Looking up to Alias as he now had his back to her, she watched as he fumbled through his clothes, seeking a shirt. She marched up to him, guided by knowledge she never knew she possessed and pressed her fingertips against his bruised skin, let the heat sing through her fingers and into his flesh. She felt the muscles in his back tense and then slack under her placating touch. The black skin faded blue and then white, pale and gleaming in the light.

He turned to her, eyes wide with wonder and mouth parted. "How?"

She shrugged. "It's something I've already learned. It's buried in me." She paused, the images that had flitted through her dreams slipping to the front of her thoughts. "There's a lot buried in me."

He studied her, words lost, and mind struggling to comprehend her complexity.

"Do you understand what happened to me? Why I did that?"

He frowned, a dark quality overtaking his eyes. "You had a fit. It's not uncommon for how long you've been here. Everyone in Community has had one at one time or another. Being in the dark, living in the caves, it begins to take a toll on your mind and you have to learn to cope with it."

She looked down at her perfect fingertips, then back up to him. "Do you?"

He paused. "Yes, now and then. I suffer from them more often than others, but they are not to the degree that yours was. With time, they get better."

She bit her lip, hesitantly asking her next question. "Do you miss the surface?"

He sighed, falling onto his bed and staring at the floor. "Everyone does, but there is no point in yearning for something that is lost and not to be recaptured. It causes unnecessary suffering. You must learn to accept that this is what life is now."

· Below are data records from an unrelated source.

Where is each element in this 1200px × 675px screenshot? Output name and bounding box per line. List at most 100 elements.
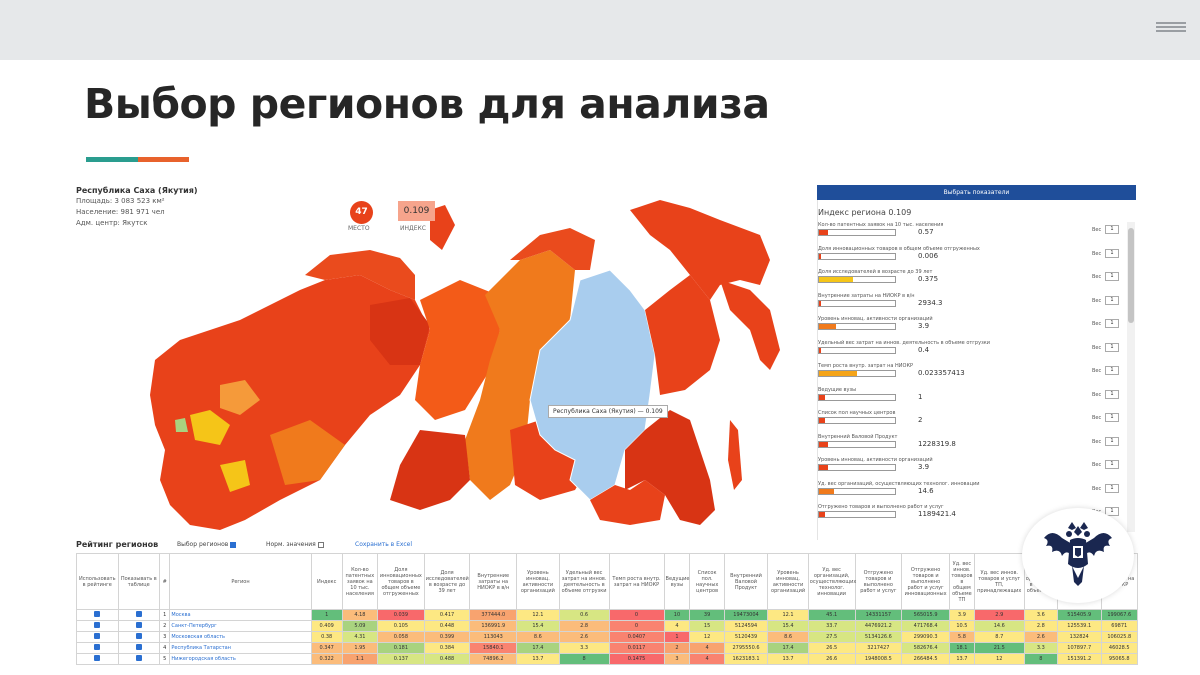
- checkbox-checked[interactable]: [135, 644, 142, 650]
- checkbox-checked[interactable]: [94, 644, 101, 650]
- map-taimyr[interactable]: [510, 228, 595, 270]
- weight-input[interactable]: 1: [1105, 413, 1119, 422]
- column-header[interactable]: Показывать в таблице: [117, 553, 161, 610]
- map-krasnoyarsk[interactable]: [465, 250, 575, 500]
- table-row[interactable]: 5 Нижегородская область 0.322 1.1 0.137 0.488…: [76, 653, 1138, 665]
- weight-input[interactable]: 1: [1105, 319, 1119, 328]
- map-regions[interactable]: [150, 200, 780, 530]
- checkbox-checked[interactable]: [94, 622, 101, 628]
- column-header[interactable]: Уд. вес иннов. товаров и услуг ТП, прина…: [973, 553, 1025, 610]
- select-indicators-button[interactable]: Выбрать показатели: [817, 185, 1136, 200]
- select-regions-option[interactable]: Выбор регионов: [177, 541, 237, 548]
- weight-input[interactable]: 1: [1105, 225, 1119, 234]
- column-header[interactable]: #: [159, 553, 171, 610]
- checkbox-checked[interactable]: [135, 611, 142, 617]
- show-in-table-cell[interactable]: [117, 631, 161, 643]
- checkbox-checked[interactable]: [135, 633, 142, 639]
- column-header[interactable]: Уд. вес организаций, осуществляющих техн…: [807, 553, 856, 610]
- hamburger-icon[interactable]: [1156, 19, 1186, 35]
- region-name-cell[interactable]: Московская область: [169, 631, 312, 643]
- map-far-east-south[interactable]: [625, 410, 715, 525]
- indicator-label: Доля инновационных товаров в общем объем…: [818, 245, 980, 252]
- weight-input[interactable]: 1: [1105, 483, 1119, 493]
- map-kamchatka[interactable]: [720, 280, 780, 370]
- weight-input[interactable]: 1: [1105, 389, 1119, 399]
- checkbox-checked[interactable]: [135, 655, 142, 661]
- table-row[interactable]: 4 Республика Татарстан 0.347 1.95 0.181 0.384…: [76, 642, 1138, 654]
- map-region-yellow-1[interactable]: [190, 410, 230, 445]
- checkbox-checked[interactable]: [94, 655, 101, 661]
- weight-input[interactable]: 1: [1105, 295, 1119, 305]
- map-amur[interactable]: [590, 480, 665, 525]
- checkbox-checked[interactable]: [94, 611, 101, 617]
- use-in-rating-cell[interactable]: [76, 642, 119, 654]
- column-header[interactable]: Внутренние затраты на НИОКР в в/н: [469, 553, 518, 610]
- map-chukotka[interactable]: [630, 200, 770, 300]
- weight-input[interactable]: 1: [1105, 248, 1119, 258]
- panel-scrollbar[interactable]: [1127, 222, 1135, 532]
- column-header[interactable]: Регион: [169, 553, 312, 610]
- map-magadan[interactable]: [645, 275, 720, 395]
- map-region-yellow-2[interactable]: [220, 460, 250, 492]
- norm-values-option[interactable]: Норм. значения: [266, 541, 324, 548]
- norm-values-checkbox[interactable]: [317, 541, 324, 548]
- map-sakhalin[interactable]: [728, 420, 742, 490]
- column-header[interactable]: Список пол. научных центров: [689, 553, 725, 610]
- table-row[interactable]: 2 Санкт-Петербург 0.409 5.09 0.105 0.448 13699…: [76, 620, 1138, 632]
- column-header[interactable]: Отгружено товаров и выполнено работ и ус…: [901, 553, 950, 610]
- region-name-cell[interactable]: Республика Татарстан: [169, 642, 312, 654]
- map-novaya-zemlya[interactable]: [430, 205, 455, 250]
- column-header[interactable]: Внутренний Валовой Продукт: [723, 553, 769, 610]
- panel-scrollbar-thumb[interactable]: [1128, 228, 1134, 323]
- map-komi[interactable]: [370, 298, 430, 365]
- column-header[interactable]: Отгружено товаров и выполнено работ и ус…: [854, 553, 903, 610]
- use-in-rating-cell[interactable]: [76, 620, 119, 632]
- map-arkhangelsk[interactable]: [305, 250, 415, 300]
- map-region-green[interactable]: [175, 418, 188, 432]
- column-header[interactable]: Уд. вес иннов. товаров в общем объеме ТП: [948, 553, 975, 610]
- value-cell: 0.1475: [608, 653, 665, 665]
- map-west-regions[interactable]: [150, 275, 430, 530]
- show-in-table-cell[interactable]: [117, 642, 161, 654]
- region-name-cell[interactable]: Москва: [169, 609, 312, 621]
- map-central-orange[interactable]: [270, 420, 345, 485]
- column-header[interactable]: Индекс: [310, 553, 343, 610]
- value-cell: 582676.4: [901, 642, 950, 654]
- map-region-orange-2[interactable]: [220, 380, 260, 415]
- table-row[interactable]: 1 Москва 1 4.18 0.039 0.417 377444.0 12.1 0.6 0 10…: [76, 609, 1138, 621]
- column-header[interactable]: Кол-во патентных заявок на 10 тыс. насел…: [341, 553, 379, 610]
- region-name-cell[interactable]: Нижегородская область: [169, 653, 312, 665]
- save-excel-link[interactable]: Сохранить в Excel: [355, 541, 412, 548]
- checkbox-checked[interactable]: [135, 622, 142, 628]
- show-in-table-cell[interactable]: [117, 620, 161, 632]
- column-header[interactable]: Темп роста внутр. затрат на НИОКР: [608, 553, 665, 610]
- weight-input[interactable]: 1: [1105, 460, 1119, 469]
- column-header[interactable]: Удельный вес затрат на иннов. деятельнос…: [558, 553, 610, 610]
- map-yakutia-selected[interactable]: [529, 269, 656, 501]
- weight-input[interactable]: 1: [1105, 342, 1119, 352]
- column-header[interactable]: Уровень инновац. активности организаций: [516, 553, 560, 610]
- column-header[interactable]: Использовать в рейтинге: [76, 553, 119, 610]
- value-cell: 2795550.6: [723, 642, 769, 654]
- weight-input[interactable]: 1: [1105, 272, 1119, 281]
- use-in-rating-cell[interactable]: [76, 609, 119, 621]
- weight-input[interactable]: 1: [1105, 436, 1119, 446]
- map-south-siberia[interactable]: [390, 430, 470, 510]
- show-in-table-cell[interactable]: [117, 609, 161, 621]
- table-row[interactable]: 3 Московская область 0.38 4.31 0.058 0.399 113…: [76, 631, 1138, 643]
- russia-map[interactable]: [70, 180, 810, 540]
- column-header[interactable]: Ведущие вузы: [663, 553, 691, 610]
- checkbox-checked[interactable]: [94, 633, 101, 639]
- region-name-cell[interactable]: Санкт-Петербург: [169, 620, 312, 632]
- weight-input[interactable]: 1: [1105, 366, 1119, 375]
- indicator-value: 1228319.8: [918, 439, 956, 448]
- column-header[interactable]: Доля инновационных товаров в общем объем…: [377, 553, 425, 610]
- show-in-table-cell[interactable]: [117, 653, 161, 665]
- use-in-rating-cell[interactable]: [76, 631, 119, 643]
- column-header[interactable]: Доля исследователей в возрасте до 39 лет: [423, 553, 471, 610]
- use-in-rating-cell[interactable]: [76, 653, 119, 665]
- column-header[interactable]: Уровень инновац. активности организаций: [767, 553, 809, 610]
- weight-input[interactable]: 1: [1105, 507, 1119, 516]
- select-regions-checkbox[interactable]: [230, 541, 237, 548]
- map-tyumen[interactable]: [415, 280, 500, 420]
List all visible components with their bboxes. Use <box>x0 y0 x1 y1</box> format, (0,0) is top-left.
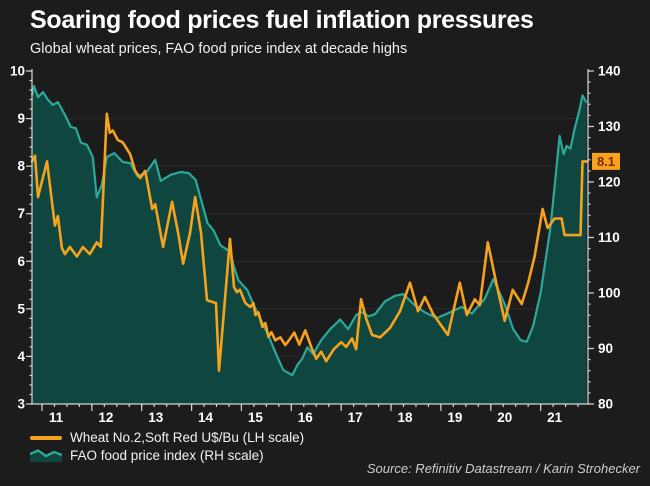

She frowned. "But I don't know what life was like before. I have no memory before the day I wandered to the caves." She fell silent, weighing through her thoughts. "What was it like? Was the ground always scorched and the sky always black? Please tell me that it isn't true."

His eyes grew glazed as he began, a far off look capturing his face. "No, it wasn't always like that. Once there was a sky of all different shades depending on the time of day; anywhere from blue to pink to orange to a deep navy. The ground was green and rich; people were plentiful and lived together in villages spread throughout the land. A golden glowing orb would streak across the sky every day, and the stars would shine at night. There was never complete dark, never holes in the earth or wandering creatures of hell. It was bright, and happy, and... And this is pointless." He shook his head, lying back on his bed. "I need to sleep, and you should probably do the same." With that, he turned to his side, his pale back facing her.

"Thank you, Alias," she whispered, even if she wasn't sure whether or not he cared to listen. "And goodnight."

Silently, she crept out of his room, the shadows enveloping her as she found her way to the hall.